Quando la norma è diventata nota dopo un articolo del Fatto quotidiano, in Parlamento si è aperto lo scontro: qualcuno nel Movimento 5 stelle (ma non solo, qualche piccola voce di dissenso si è levata persino tra le fila del Pd) ha chiesto conto del provvedimento, e ha provato a fermarlo in vista del voto previsto alla Camera la settimana prossima. Ma le proteste non sono riuscite a scardinare gli accordi che qualcuno nel governo aveva già preso col Comitato organizzatore. Per altro in questi giorni i lavori della Commissione sono ostacolati anche dall’emergenza Coronavirus: le memorie che erano state richieste per giustificare l’esenzione (anche il dossier della Camera evidenzia dubbi sulle coperture) non sono arrivate, le richieste di audizioni sono cadute nel vuoto. L’unica spiegazione fornita è stata che senza questa esenzione lo Stato avrebbe dovuto metterci comunque altri soldi perché le risorse private del Comitato organizzatore non sarebbero bastate.

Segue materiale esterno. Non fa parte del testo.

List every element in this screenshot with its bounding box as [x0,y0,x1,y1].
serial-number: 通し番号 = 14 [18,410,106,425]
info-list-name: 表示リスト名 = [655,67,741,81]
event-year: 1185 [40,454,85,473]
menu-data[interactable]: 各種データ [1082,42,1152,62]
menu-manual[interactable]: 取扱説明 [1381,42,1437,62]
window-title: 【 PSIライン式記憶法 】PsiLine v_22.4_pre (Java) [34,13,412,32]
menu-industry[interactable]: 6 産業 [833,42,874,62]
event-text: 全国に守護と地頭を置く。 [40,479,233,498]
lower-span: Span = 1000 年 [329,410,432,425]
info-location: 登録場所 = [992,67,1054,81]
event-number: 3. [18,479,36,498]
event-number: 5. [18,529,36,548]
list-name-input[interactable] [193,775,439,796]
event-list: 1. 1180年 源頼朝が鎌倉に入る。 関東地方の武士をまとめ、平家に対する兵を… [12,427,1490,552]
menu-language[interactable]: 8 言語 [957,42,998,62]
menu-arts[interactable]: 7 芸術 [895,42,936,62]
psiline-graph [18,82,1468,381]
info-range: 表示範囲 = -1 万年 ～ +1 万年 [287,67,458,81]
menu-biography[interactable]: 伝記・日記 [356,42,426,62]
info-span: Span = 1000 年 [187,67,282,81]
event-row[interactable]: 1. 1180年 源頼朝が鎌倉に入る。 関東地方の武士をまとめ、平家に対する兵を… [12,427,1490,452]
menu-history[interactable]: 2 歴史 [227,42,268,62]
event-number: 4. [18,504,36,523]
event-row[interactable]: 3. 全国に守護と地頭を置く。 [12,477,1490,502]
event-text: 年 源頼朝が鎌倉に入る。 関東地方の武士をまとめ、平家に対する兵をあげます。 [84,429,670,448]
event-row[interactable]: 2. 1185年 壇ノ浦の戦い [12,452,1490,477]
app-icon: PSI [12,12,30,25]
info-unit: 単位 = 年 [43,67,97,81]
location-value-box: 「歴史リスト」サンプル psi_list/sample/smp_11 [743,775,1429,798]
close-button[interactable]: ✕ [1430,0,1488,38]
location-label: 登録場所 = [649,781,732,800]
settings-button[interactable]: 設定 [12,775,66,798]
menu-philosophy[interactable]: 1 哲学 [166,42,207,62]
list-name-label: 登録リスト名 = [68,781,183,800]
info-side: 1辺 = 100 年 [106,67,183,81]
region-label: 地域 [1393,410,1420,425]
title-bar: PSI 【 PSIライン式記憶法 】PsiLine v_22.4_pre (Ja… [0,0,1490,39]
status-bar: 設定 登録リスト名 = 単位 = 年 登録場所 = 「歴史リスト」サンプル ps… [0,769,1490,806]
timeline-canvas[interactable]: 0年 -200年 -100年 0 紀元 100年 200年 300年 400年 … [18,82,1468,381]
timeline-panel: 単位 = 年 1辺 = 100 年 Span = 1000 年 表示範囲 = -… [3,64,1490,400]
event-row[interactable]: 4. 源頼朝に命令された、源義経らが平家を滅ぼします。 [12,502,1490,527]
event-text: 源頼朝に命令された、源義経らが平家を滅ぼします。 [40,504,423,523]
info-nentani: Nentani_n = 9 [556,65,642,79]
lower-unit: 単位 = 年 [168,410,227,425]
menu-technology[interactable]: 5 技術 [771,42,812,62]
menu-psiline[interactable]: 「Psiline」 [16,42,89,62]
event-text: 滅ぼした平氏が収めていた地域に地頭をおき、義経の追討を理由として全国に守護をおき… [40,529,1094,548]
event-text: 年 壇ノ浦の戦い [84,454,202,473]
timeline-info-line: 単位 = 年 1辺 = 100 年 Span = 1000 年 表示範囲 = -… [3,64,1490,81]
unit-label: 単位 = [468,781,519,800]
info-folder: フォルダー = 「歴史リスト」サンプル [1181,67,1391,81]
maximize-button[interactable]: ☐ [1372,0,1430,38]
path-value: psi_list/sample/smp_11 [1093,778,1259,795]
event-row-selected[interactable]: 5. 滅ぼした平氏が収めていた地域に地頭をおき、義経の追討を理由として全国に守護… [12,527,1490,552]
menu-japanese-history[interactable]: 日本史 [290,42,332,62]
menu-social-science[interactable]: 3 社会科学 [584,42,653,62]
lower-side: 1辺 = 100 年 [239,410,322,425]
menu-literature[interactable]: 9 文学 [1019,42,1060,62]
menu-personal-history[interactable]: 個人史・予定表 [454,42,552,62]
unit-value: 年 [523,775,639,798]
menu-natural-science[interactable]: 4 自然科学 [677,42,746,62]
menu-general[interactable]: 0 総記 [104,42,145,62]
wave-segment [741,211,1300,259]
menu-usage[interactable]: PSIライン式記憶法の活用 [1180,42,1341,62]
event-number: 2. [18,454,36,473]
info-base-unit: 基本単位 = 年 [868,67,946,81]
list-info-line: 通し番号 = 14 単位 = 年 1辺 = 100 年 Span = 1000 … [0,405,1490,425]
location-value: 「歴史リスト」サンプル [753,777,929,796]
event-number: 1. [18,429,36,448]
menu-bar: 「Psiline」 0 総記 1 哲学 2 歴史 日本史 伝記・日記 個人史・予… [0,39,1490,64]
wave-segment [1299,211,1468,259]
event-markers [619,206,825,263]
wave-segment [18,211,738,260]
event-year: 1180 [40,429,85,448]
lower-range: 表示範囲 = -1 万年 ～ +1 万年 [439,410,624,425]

Così i parlamentari più combattivi si sono dovuti accontentare di un compromesso al ribasso. Invece che essere di 7 anni, grazie all’approvazione di un emendamento a firma M5S l’esenzione viene così riformulata: si pagherà sul 100% dello stipendio nel 2020, sul 60% dal 2021 al 2023, mentre viene confermato lo sgravio super favorevole al 30% dal 2024 al 2026, gli anni cruciali per i Giochi, quelli in cui si prevedono più spese, più contratti (e più benefici per chi pagherà meno tasse). Anche così la misura costerà oltre 40 milioni di euro allo Stato di mancati introiti, il Comitato ha rinunciato a pochi spiccioli. Il “regalone olimpico” è salvo.